Six patients developed severe, unexplained, chronic bronchopulmonary disease from 3 to 13 years after the onset of nonspecific inflammatory disease of the colon. All had chronic bronchitis, bronchiectasis was diagnosed in four, and an obstructive type of pulmonary dysfunction was noted in five.

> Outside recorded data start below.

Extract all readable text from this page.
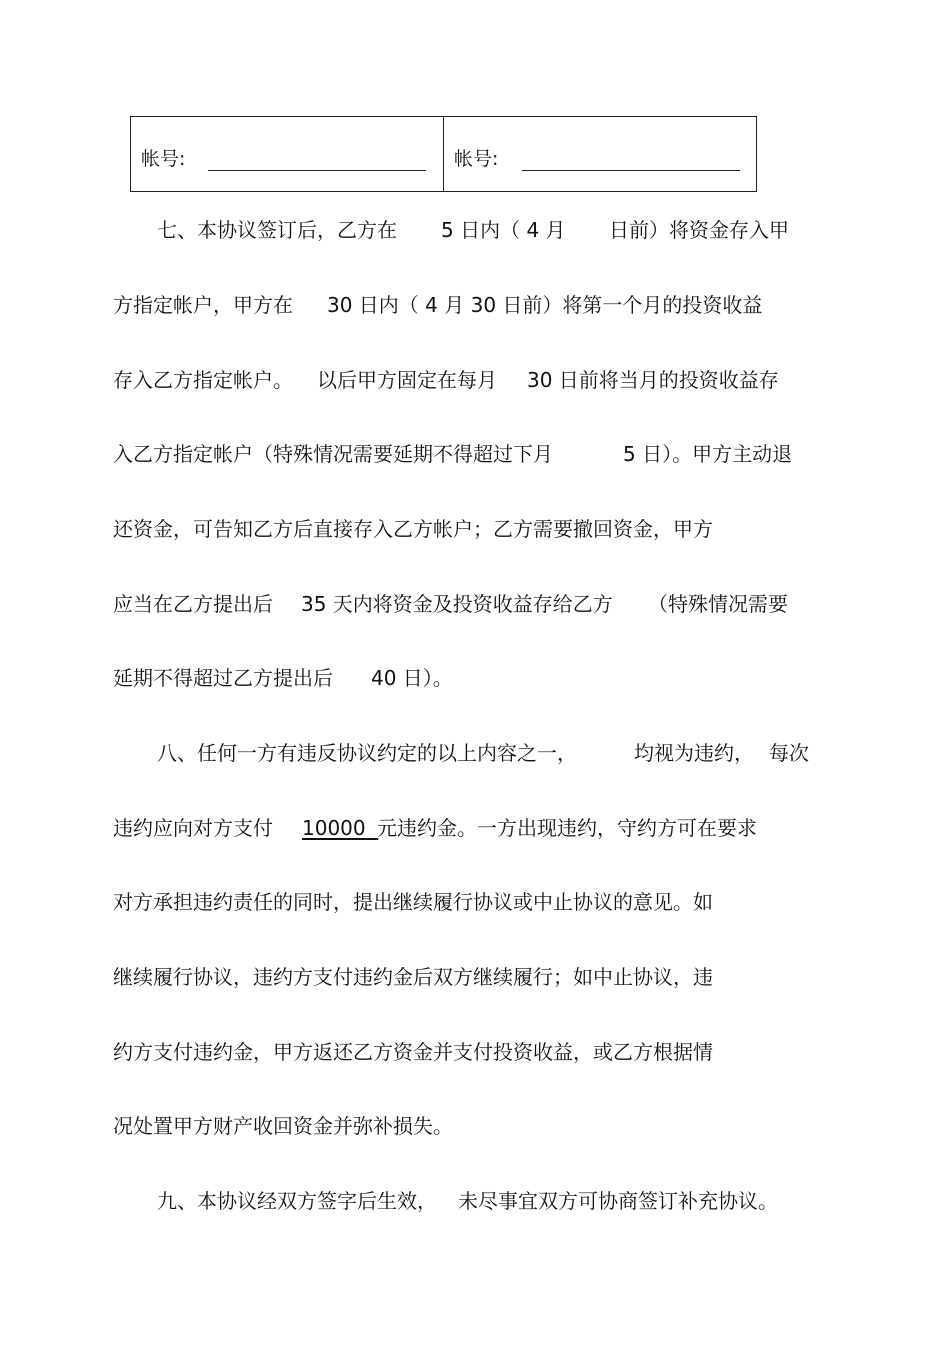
帐号:	帐号:
七、本协议签订后，乙方在 5 日内（ 4 月 日前）将资金存入甲
方指定帐户，甲方在 30 日内（ 4 月 30 日前）将第一个月的投资收益
存入乙方指定帐户。 以后甲方固定在每月 30 日前将当月的投资收益存
入乙方指定帐户（特殊情况需要延期不得超过下月	5 日）。甲方主动退
还资金，可告知乙方后直接存入乙方帐户；乙方需要撤回资金，甲方
应当在乙方提出后 35 天内将资金及投资收益存给乙方 （特殊情况需要
延期不得超过乙方提出后 40 日）。
八、任何一方有违反协议约定的以上内容之一，	均视为违约， 每次
违约应向对方支付 10000 元违约金。一方出现违约，守约方可在要求
对方承担违约责任的同时，提出继续履行协议或中止协议的意见。如
继续履行协议，违约方支付违约金后双方继续履行；如中止协议，违
约方支付违约金，甲方返还乙方资金并支付投资收益，或乙方根据情
况处置甲方财产收回资金并弥补损失。
九、本协议经双方签字后生效， 未尽事宜双方可协商签订补充协议。
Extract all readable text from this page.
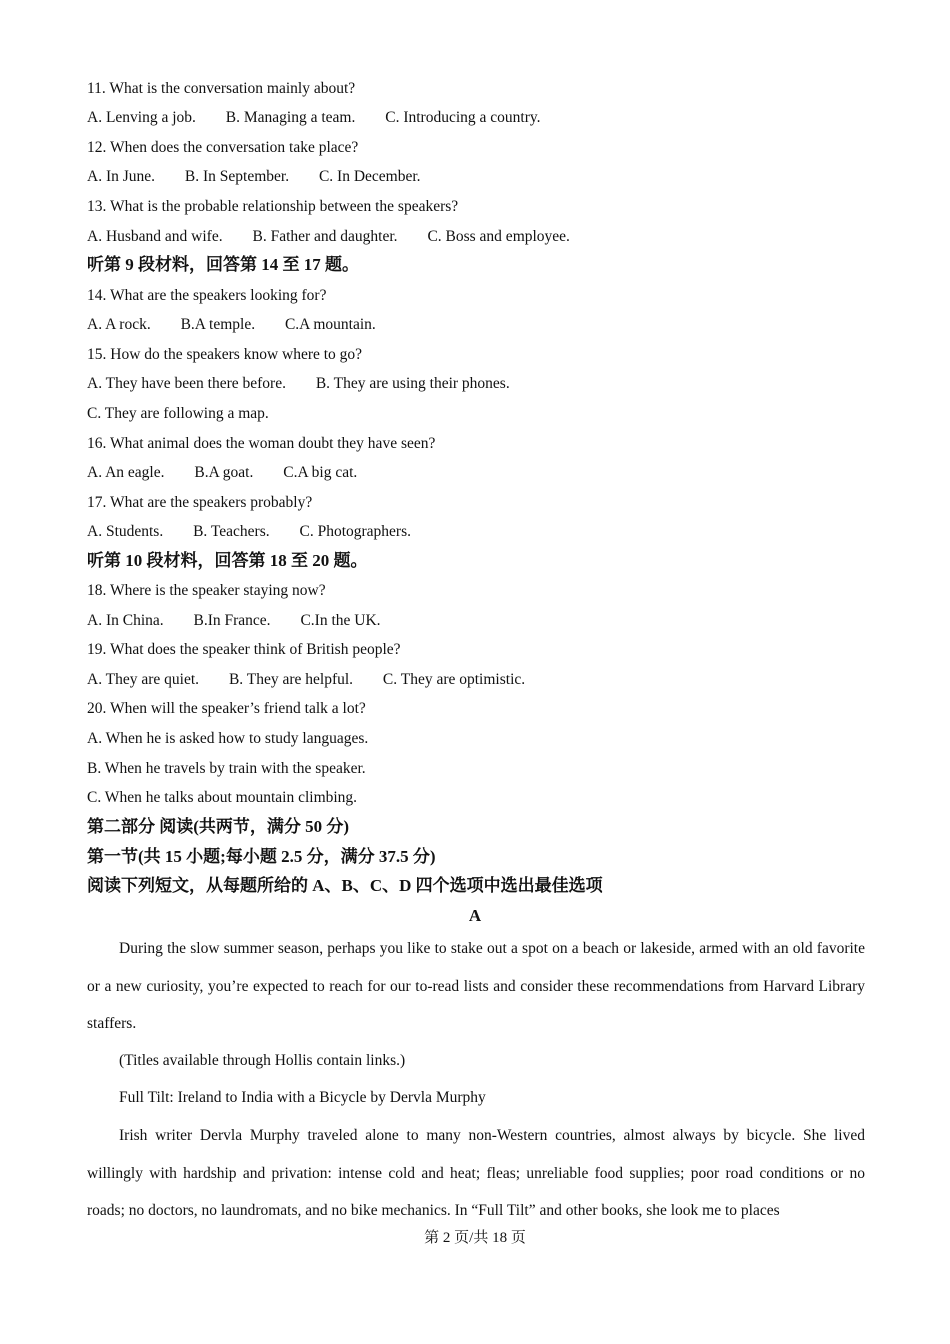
11. What is the conversation mainly about?
A. Lenving a job. B. Managing a team. C. Introducing a country.
12. When does the conversation take place?
A. In June. B. In September. C. In December.
13. What is the probable relationship between the speakers?
A. Husband and wife. B. Father and daughter. C. Boss and employee.
听第 9 段材料，回答第 14 至 17 题。
14. What are the speakers looking for?
A. A rock. B.A temple. C.A mountain.
15. How do the speakers know where to go?
A. They have been there before. B. They are using their phones.
C. They are following a map.
16. What animal does the woman doubt they have seen?
A. An eagle. B.A goat. C.A big cat.
17. What are the speakers probably?
A. Students. B. Teachers. C. Photographers.
听第 10 段材料，回答第 18 至 20 题。
18. Where is the speaker staying now?
A. In China. B.In France. C.In the UK.
19. What does the speaker think of British people?
A. They are quiet. B. They are helpful. C. They are optimistic.
20. When will the speaker’s friend talk a lot?
A. When he is asked how to study languages.
B. When he travels by train with the speaker.
C. When he talks about mountain climbing.
第二部分 阅读(共两节，满分 50 分)
第一节(共 15 小题;每小题 2.5 分，满分 37.5 分)
阅读下列短文，从每题所给的 A、B、C、D 四个选项中选出最佳选项
A
During the slow summer season, perhaps you like to stake out a spot on a beach or lakeside, armed with an old favorite or a new curiosity, you’re expected to reach for our to-read lists and consider these recommendations from Harvard Library staffers.
(Titles available through Hollis contain links.)
Full Tilt: Ireland to India with a Bicycle by Dervla Murphy
Irish writer Dervla Murphy traveled alone to many non-Western countries, almost always by bicycle. She lived willingly with hardship and privation: intense cold and heat; fleas; unreliable food supplies; poor road conditions or no roads; no doctors, no laundromats, and no bike mechanics. In “Full Tilt” and other books, she look me to places
第 2 页/共 18 页
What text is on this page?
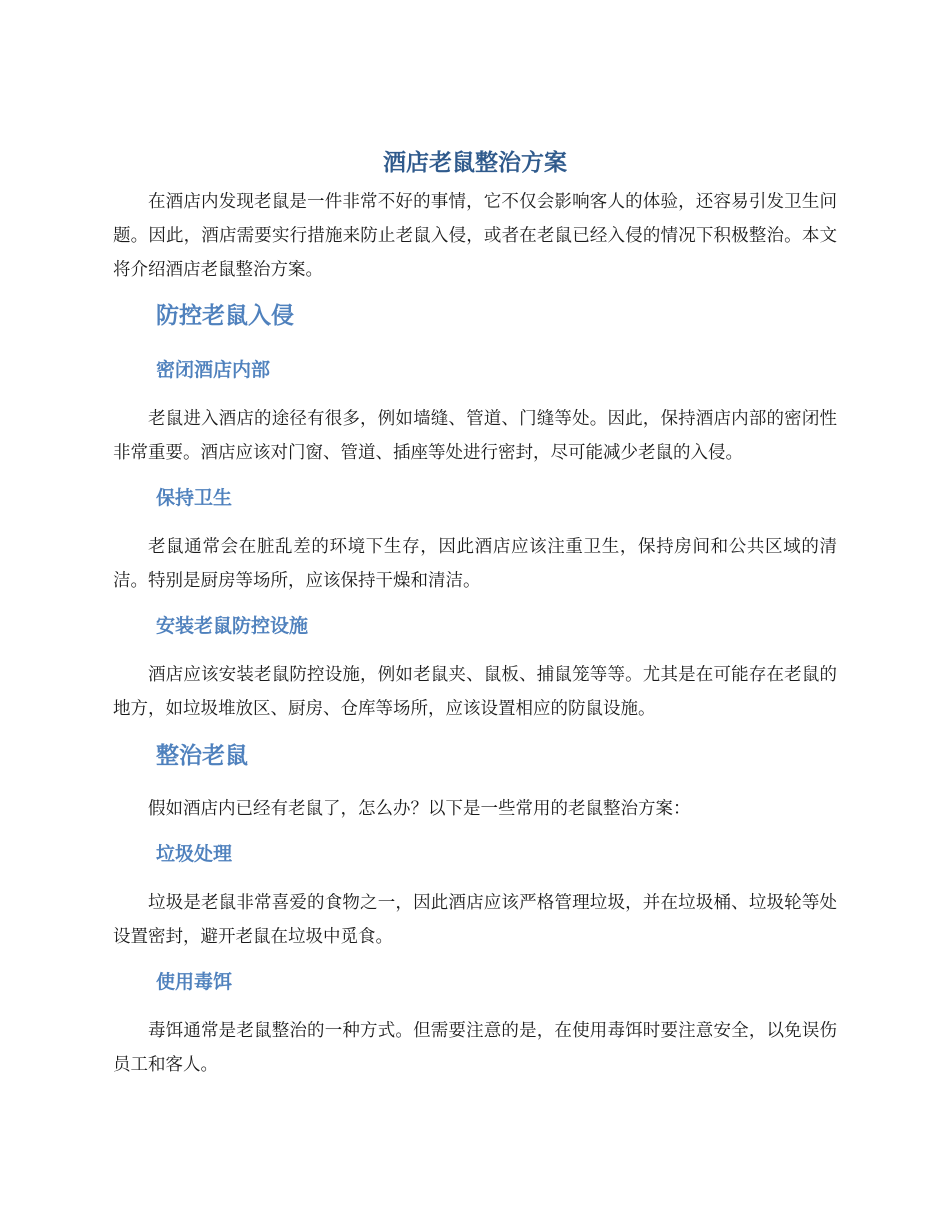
酒店老鼠整治方案

在酒店内发现老鼠是一件非常不好的事情，它不仅会影响客人的体验，还容易引发卫生问题。因此，酒店需要实行措施来防止老鼠入侵，或者在老鼠已经入侵的情况下积极整治。本文将介绍酒店老鼠整治方案。

防控老鼠入侵
密闭酒店内部

老鼠进入酒店的途径有很多，例如墙缝、管道、门缝等处。因此，保持酒店内部的密闭性非常重要。酒店应该对门窗、管道、插座等处进行密封，尽可能减少老鼠的入侵。

保持卫生

老鼠通常会在脏乱差的环境下生存，因此酒店应该注重卫生，保持房间和公共区域的清洁。特别是厨房等场所，应该保持干燥和清洁。

安装老鼠防控设施

酒店应该安装老鼠防控设施，例如老鼠夹、鼠板、捕鼠笼等等。尤其是在可能存在老鼠的地方，如垃圾堆放区、厨房、仓库等场所，应该设置相应的防鼠设施。

整治老鼠

假如酒店内已经有老鼠了，怎么办？以下是一些常用的老鼠整治方案：

垃圾处理

垃圾是老鼠非常喜爱的食物之一，因此酒店应该严格管理垃圾，并在垃圾桶、垃圾轮等处设置密封，避开老鼠在垃圾中觅食。

使用毒饵

毒饵通常是老鼠整治的一种方式。但需要注意的是，在使用毒饵时要注意安全，以免误伤员工和客人。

Four of the six, including the two with only chronic bronchitis, had no history of smoking. There was an initial correlation between the pulmonary symptoms and the intestinal disease, except in two patients who developed overt pulmonary disease following total proctocolectomy. The frequent occurence of extraintestinal lesions has suggested that ulcerative colitis and regional enteritis are systemic disorders. Chronic unexplained bronchopulmonary disease may be another infrequent complication in such patients.
6例患者在结肠非特异性炎症性疾病发病后3至13年出现严重的、原因不明的慢性支气管肺部疾病。所有患者均患有慢性支气管炎,4例诊断为支气管扩张,5例存在阻塞性肺功能障碍。6例中的4例,包括仅患有慢性支气管炎的2例,无吸烟史。除2例在全直肠结肠切除术后出现明显肺部疾病的患者外,肺部症状与肠道疾病之间存在初步关联。肠外病变的频繁出现提示溃疡性结肠炎和局限性肠炎是全身性疾病。慢性原因不明的支气管肺部疾病可能是此类患者中另一种不常见的并发症。